Douglas Smith, director of the Center for Brain Injury and Repair at the University of Pennsylvania, has been running experiments for the past decade to understand how we are able to survive such regular assaults. Smith builds miniature brains by growing live rat neurons on a stretchable membrane attached to a custom-built metal plate. Roughly the size of a postage stamp, the plate is lined with microscopic grooves crossing a flexible strip of silicone that runs across the middle. As the neurons grow on each side, they sprout long branches, called axons, which creep down the grooves to make contact with neurons growing on the other side in order to transmit electric signals between them.
Once the axons have matured, Smith and his colleagues shoot the metal plates with carefully controlled puffs of air. They direct the puffs at the silicone strip, which stretches in response. In the process, the air delivers a sudden force to the axons as well. Smith and his colleagues then observe the axons to see how they handle the assault.
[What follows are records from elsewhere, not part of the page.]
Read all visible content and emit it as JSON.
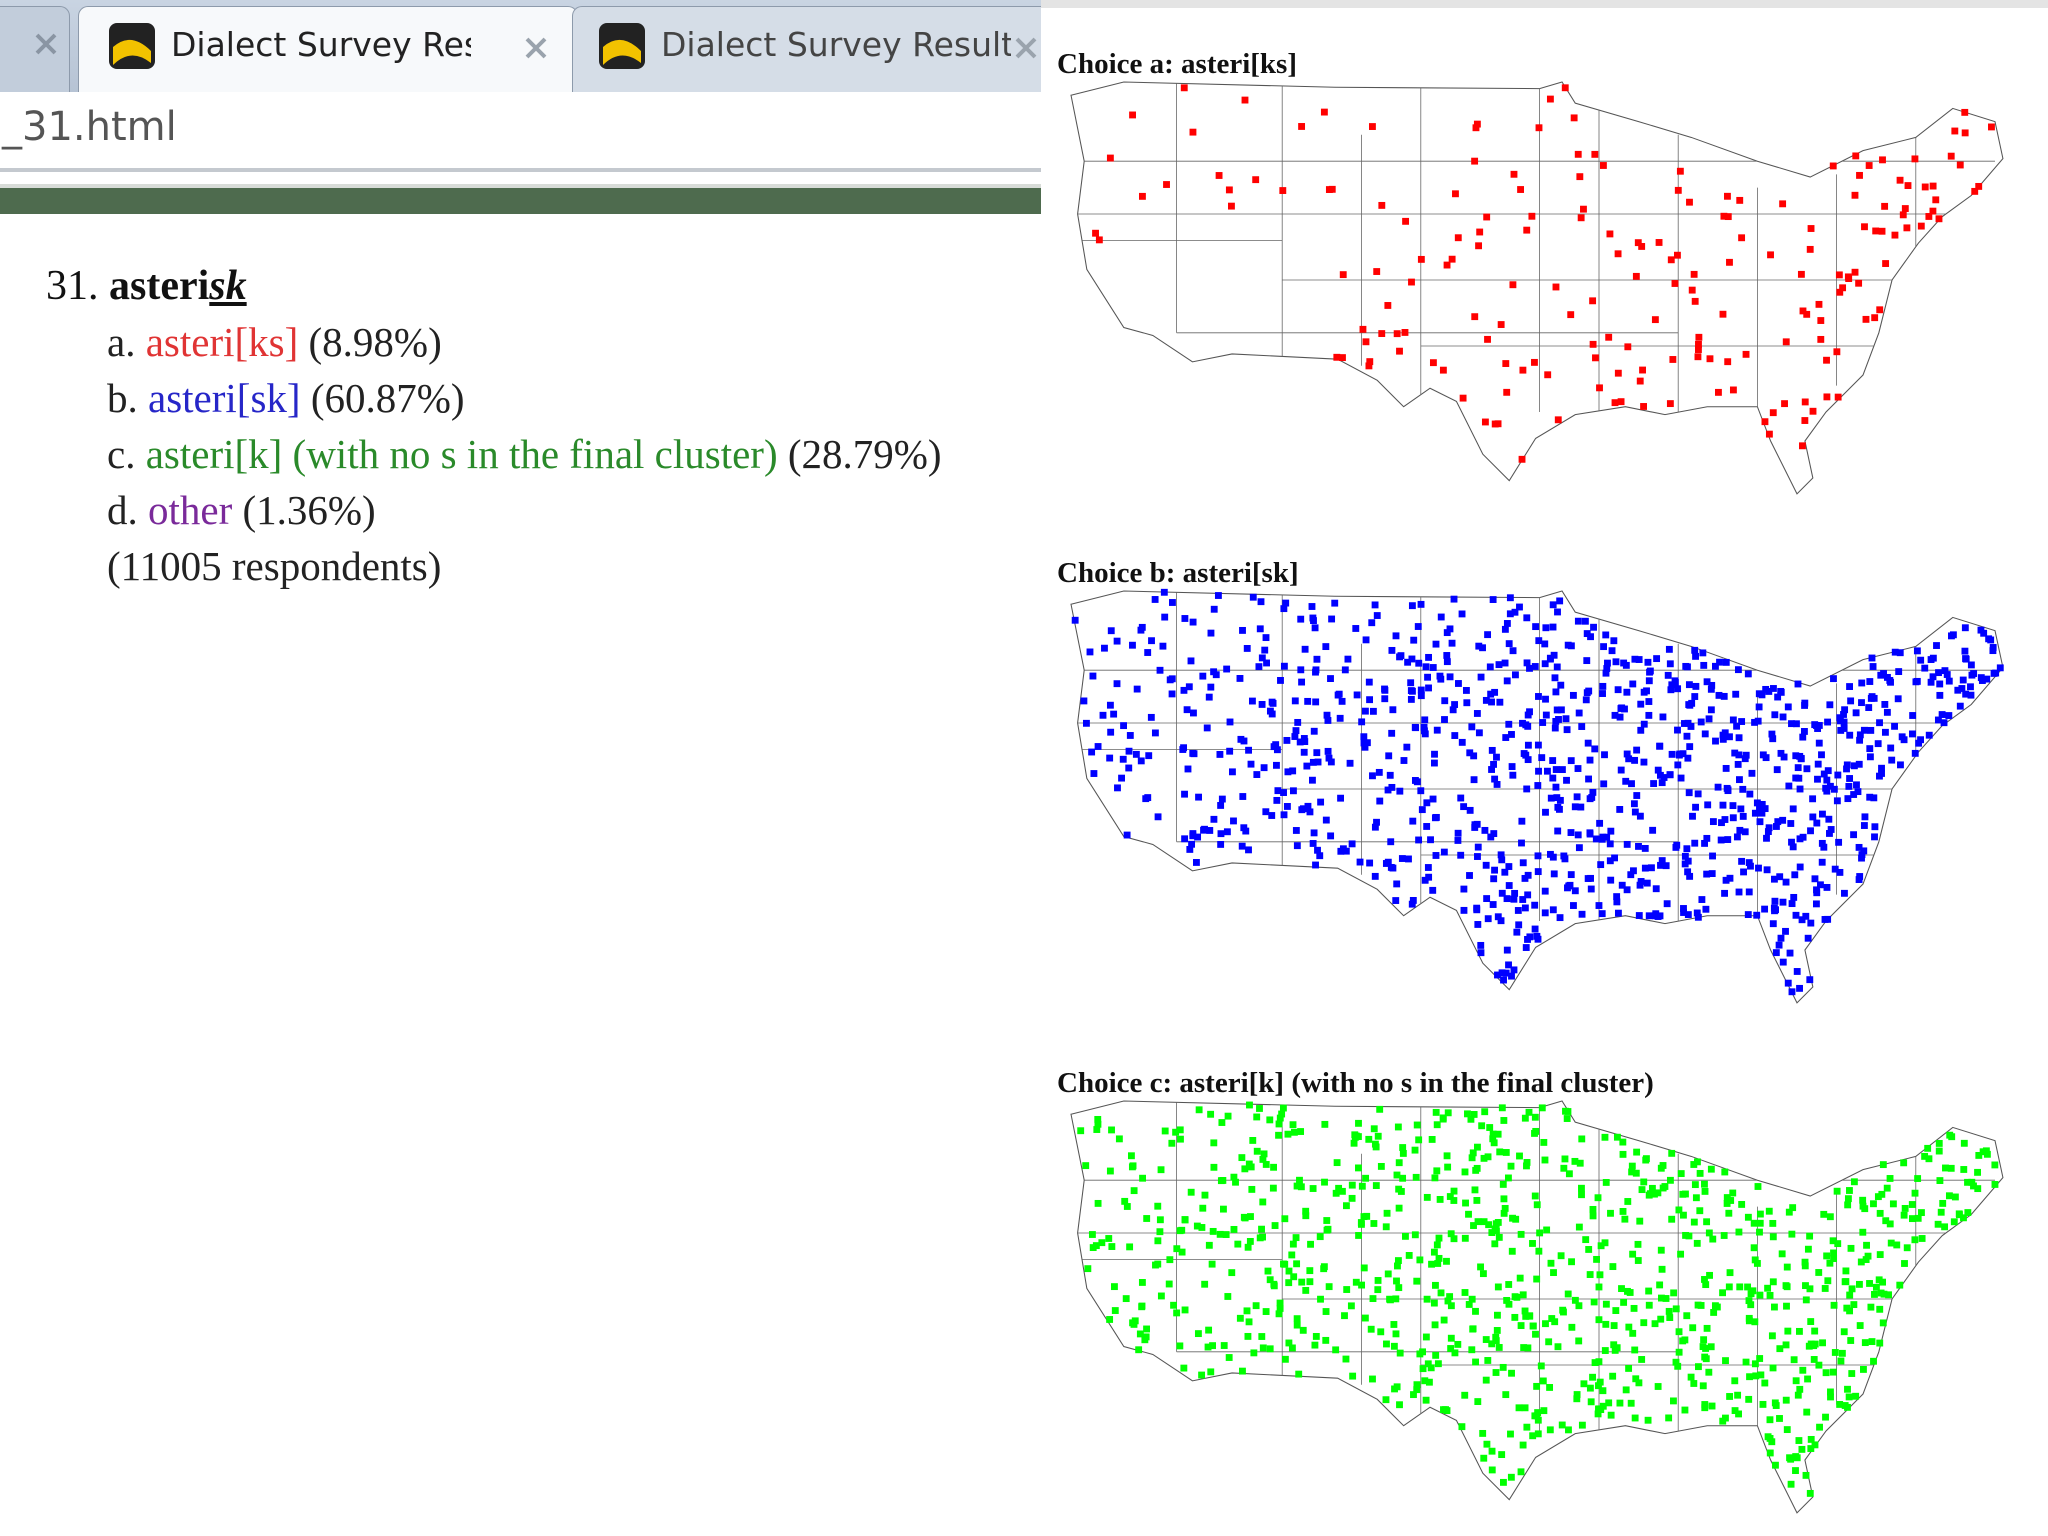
{
  "browser": {
    "tabs": [
      "Dialect Survey Results",
      "Dialect Survey Results"
    ],
    "url": "_31.html"
  },
  "question": {
    "number": "31.",
    "word_plain": "asteri",
    "word_emph": "sk",
    "choices": [
      {
        "letter": "a.",
        "label": "asteri[ks]",
        "percent": "(8.98%)",
        "color": "#e03434"
      },
      {
        "letter": "b.",
        "label": "asteri[sk]",
        "percent": "(60.87%)",
        "color": "#2626c8"
      },
      {
        "letter": "c.",
        "label": "asteri[k] (with no s in the final cluster)",
        "percent": "(28.79%)",
        "color": "#2a8a2a"
      },
      {
        "letter": "d.",
        "label": "other",
        "percent": "(1.36%)",
        "color": "#7a2a9a"
      }
    ],
    "respondents": "(11005 respondents)"
  },
  "maps": [
    {
      "title": "Choice a: asteri[ks]",
      "color": "#ff0000"
    },
    {
      "title": "Choice b: asteri[sk]",
      "color": "#0000ff"
    },
    {
      "title": "Choice c: asteri[k] (with no s in the final cluster)",
      "color": "#00ff00"
    }
  ]
}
It turns out that axons are remarkably elastic. They can stretch out slowly to twice their ordinary length and then pull back again without any harm. Axons are stretchy due in part to their flexible internal skeleton. Instead of rigid bones, axons are built around structural elements, mostly bundles of filaments called microtubules. When an axon stretches, these microtubules can slide past one another. If the movement is gradual, the microtubules will immediately slide back into place after the stretching stops, with no harm done.
If Smith delivers a quick, sharp puff of air, however, something else entirely happens. Instead of recoiling smoothly, the axon develops kinks. Over the next 40 minutes, the axon gradually returns to its regular shape, but after an hour a series of swellings appears. Each swelling may be up to 50 times as wide as the normal diameter of the axon. Eventually the axon falls apart.